Before starting Studio Electronics in 1981, I was a staff technician at United/Western Studios in Hollywood (now Ocean Way). It was (and still is) one of the biggest studios in town. During the 70’s and 80’s , “Western”was a very busy place, with five 24-track rooms. A staggering number of bands, recording artists, and celebrities passed through the front doors.

I had long been a fan of the Firesign Theater, the group of four improv comedians that released a string of brilliantly complex, satirical comedy records during the 70’s. So when Phil Proctor and Peter Bergman of Firesign booked Studio 3 for their “Give Us A Break” album, I begged to be assigned to the project, and was.story3

Like their previous albums, “Give Us A Break” was full of layered voices and sound effects. On the first day, they wheeled an enormous stack of sound effects records in on a dolly and throughout the project we engineers were called on to run tapes backwards and at weird speeds, and set up strange reverbs and delays.

One Sunday afternoon as the mixes were being finished, I decided I’d have a little fun. During a break, I patched a few of their tie lines in to another studio. One pair of tie lines went into an unused echo return — I’d use those to inject some “extra” sounds into their mix. Another pair sent their stereo mix into my “other” studio, so I could record the mayhem. Finally, I hid a mic in the control room so I could overhear and record everyone’s reactions.
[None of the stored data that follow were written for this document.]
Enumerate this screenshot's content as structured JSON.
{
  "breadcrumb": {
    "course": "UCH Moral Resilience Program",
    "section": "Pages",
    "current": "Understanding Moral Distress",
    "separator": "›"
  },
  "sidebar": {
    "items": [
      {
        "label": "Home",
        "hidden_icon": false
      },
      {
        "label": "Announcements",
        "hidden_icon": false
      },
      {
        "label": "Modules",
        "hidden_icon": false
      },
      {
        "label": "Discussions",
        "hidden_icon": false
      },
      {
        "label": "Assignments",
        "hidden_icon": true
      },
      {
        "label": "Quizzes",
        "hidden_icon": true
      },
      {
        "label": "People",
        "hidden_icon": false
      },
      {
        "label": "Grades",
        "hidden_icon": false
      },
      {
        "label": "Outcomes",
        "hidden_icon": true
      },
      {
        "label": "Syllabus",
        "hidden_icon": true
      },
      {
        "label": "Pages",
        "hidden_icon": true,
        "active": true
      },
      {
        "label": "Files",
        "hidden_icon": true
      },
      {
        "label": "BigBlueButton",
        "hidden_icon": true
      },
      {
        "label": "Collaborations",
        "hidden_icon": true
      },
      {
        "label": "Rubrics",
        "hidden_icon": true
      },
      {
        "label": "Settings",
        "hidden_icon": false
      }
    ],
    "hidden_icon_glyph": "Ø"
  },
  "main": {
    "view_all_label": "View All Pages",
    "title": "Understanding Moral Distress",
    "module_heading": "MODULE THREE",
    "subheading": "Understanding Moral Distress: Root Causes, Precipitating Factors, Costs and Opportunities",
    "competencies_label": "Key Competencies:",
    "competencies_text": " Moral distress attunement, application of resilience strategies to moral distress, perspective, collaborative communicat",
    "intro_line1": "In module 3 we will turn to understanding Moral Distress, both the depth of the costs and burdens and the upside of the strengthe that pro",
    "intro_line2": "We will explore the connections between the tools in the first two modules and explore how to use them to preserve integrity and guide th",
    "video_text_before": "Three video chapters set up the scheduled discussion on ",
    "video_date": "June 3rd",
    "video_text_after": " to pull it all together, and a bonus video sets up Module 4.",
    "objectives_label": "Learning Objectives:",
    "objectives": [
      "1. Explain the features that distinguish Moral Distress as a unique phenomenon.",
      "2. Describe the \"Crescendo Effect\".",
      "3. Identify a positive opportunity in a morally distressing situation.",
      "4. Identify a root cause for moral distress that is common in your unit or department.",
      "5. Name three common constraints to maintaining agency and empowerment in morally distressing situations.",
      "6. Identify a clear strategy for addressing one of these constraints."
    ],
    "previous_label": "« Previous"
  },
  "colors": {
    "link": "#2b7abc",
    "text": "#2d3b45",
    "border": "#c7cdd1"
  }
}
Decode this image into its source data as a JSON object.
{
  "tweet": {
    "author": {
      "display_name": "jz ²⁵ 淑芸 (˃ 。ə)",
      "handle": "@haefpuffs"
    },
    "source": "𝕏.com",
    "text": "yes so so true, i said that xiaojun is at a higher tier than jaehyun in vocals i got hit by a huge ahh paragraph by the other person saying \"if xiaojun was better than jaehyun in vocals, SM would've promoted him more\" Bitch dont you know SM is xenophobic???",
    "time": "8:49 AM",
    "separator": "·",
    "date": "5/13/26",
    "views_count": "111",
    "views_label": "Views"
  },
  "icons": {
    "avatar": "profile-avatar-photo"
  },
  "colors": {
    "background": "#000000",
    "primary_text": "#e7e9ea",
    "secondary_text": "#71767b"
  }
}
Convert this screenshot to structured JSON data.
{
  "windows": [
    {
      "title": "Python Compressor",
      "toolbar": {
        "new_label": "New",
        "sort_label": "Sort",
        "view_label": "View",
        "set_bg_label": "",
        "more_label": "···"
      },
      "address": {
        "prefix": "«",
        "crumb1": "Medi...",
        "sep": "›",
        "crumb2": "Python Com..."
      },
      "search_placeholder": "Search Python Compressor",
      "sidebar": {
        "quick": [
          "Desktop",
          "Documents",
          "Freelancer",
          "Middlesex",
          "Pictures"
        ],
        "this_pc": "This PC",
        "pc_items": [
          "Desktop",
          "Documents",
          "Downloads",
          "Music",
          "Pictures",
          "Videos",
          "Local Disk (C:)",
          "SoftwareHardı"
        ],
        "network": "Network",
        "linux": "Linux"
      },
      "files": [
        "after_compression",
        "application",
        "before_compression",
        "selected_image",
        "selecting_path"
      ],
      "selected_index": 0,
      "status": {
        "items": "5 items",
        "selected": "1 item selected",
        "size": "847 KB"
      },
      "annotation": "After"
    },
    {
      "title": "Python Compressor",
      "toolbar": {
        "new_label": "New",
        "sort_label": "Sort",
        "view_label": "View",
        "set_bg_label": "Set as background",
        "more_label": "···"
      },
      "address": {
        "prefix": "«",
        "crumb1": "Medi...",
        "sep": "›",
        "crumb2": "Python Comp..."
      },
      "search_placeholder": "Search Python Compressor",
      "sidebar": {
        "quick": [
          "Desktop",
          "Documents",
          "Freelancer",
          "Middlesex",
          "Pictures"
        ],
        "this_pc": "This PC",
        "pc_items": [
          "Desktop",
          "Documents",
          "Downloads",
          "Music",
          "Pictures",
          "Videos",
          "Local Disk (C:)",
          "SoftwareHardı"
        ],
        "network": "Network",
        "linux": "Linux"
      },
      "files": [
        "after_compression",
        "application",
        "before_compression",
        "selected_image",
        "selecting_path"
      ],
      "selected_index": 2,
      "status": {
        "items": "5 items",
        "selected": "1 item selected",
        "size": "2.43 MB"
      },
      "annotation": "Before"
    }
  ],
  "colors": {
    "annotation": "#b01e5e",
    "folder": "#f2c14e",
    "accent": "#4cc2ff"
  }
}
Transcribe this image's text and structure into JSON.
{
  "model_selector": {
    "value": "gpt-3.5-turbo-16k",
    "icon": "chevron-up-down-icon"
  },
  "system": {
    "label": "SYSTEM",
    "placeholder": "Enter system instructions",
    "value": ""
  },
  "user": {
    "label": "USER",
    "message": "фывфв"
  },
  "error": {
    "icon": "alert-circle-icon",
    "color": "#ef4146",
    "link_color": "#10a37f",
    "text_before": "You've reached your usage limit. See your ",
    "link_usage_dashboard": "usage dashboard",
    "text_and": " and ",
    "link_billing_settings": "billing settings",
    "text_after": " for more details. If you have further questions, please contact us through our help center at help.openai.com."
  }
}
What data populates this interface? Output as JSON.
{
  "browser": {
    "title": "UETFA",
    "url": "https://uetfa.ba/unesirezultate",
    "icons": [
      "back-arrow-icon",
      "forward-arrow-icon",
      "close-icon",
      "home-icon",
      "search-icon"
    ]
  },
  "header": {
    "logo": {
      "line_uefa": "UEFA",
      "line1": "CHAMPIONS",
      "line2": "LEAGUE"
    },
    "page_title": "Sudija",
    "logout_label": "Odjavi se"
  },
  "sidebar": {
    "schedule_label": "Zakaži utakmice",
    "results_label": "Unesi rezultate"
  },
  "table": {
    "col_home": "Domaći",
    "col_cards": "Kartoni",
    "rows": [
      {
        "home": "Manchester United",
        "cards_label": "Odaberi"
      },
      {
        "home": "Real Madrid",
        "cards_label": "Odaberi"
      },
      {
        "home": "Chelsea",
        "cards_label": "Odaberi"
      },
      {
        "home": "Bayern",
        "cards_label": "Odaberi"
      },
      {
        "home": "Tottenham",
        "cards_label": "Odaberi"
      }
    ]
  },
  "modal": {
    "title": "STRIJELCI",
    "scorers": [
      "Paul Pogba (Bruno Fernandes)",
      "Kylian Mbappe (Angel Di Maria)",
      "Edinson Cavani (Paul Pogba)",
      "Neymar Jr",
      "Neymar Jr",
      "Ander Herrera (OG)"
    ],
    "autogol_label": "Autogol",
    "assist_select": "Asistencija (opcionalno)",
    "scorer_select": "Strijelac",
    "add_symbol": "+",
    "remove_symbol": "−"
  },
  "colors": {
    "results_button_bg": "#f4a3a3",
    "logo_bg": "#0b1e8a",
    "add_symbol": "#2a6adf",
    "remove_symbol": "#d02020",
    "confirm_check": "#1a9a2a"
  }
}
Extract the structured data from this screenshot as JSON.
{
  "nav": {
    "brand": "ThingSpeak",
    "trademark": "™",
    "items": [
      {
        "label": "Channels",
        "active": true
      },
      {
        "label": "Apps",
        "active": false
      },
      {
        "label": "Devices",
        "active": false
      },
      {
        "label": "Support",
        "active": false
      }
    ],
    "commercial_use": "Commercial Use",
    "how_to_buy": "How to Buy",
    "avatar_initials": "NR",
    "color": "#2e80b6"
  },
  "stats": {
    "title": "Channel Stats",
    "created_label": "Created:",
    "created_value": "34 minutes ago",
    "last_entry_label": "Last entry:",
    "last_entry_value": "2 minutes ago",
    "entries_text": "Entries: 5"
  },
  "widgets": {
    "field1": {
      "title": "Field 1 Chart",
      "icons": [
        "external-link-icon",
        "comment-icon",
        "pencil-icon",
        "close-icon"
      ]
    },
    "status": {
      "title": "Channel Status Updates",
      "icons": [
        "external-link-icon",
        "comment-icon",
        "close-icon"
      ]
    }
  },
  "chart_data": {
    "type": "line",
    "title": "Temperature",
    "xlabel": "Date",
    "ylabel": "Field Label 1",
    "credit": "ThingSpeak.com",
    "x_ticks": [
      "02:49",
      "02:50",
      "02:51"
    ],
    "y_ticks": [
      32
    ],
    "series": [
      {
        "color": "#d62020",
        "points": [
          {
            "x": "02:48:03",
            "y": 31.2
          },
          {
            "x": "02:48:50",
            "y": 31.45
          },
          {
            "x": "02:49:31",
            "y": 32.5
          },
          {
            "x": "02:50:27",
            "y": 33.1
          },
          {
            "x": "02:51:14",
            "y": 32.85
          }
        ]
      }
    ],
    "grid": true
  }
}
The guys returned and began mixing a track in which Abraham Lincoln woke up hung over, and realized what he’d done the night before. Hiding in the other studio, I found a recording of crickets and slowly faded it up. A few seconds later I heard Phil ask “Hey, where did the crickets come from — we don’t have crickets in this bit, do we?” Of course, as soon as I heard that, I faded the crickets down, creating more confusion! Over the next half hour I teased them with more crickets, always muting them the moment they were noticed. After waiting a while longer, I cued up an effect of a 747 taking off and sent THAT into their mix, with the fader full up! At that point the guys immediately realized what was going on, and who was doing it. Someone said: “That’s gotta be David; he’s in the building somewhere!” and I heard footsteps as the guys came down the hallway, checking inside each room. Finally they opened the door to Studio 2 and took in the scene — 2-track rolling in record mode, turntable spinning with sound FX disc on it, and me laughing hysterically.

I think they were a little upset. After all I’d wasted at least a half hour of mix time. I almost gave them a cassette of the whole thing as a souvenir, but thought better of it.

I ran into Phil Proctor at a stage performance a while back and talked for a while. I was surprised that he remembered me after twenty years, and glad there were no hard feelings. I still have a tape of the whole thing. Maybe I should send a copy to him, after all.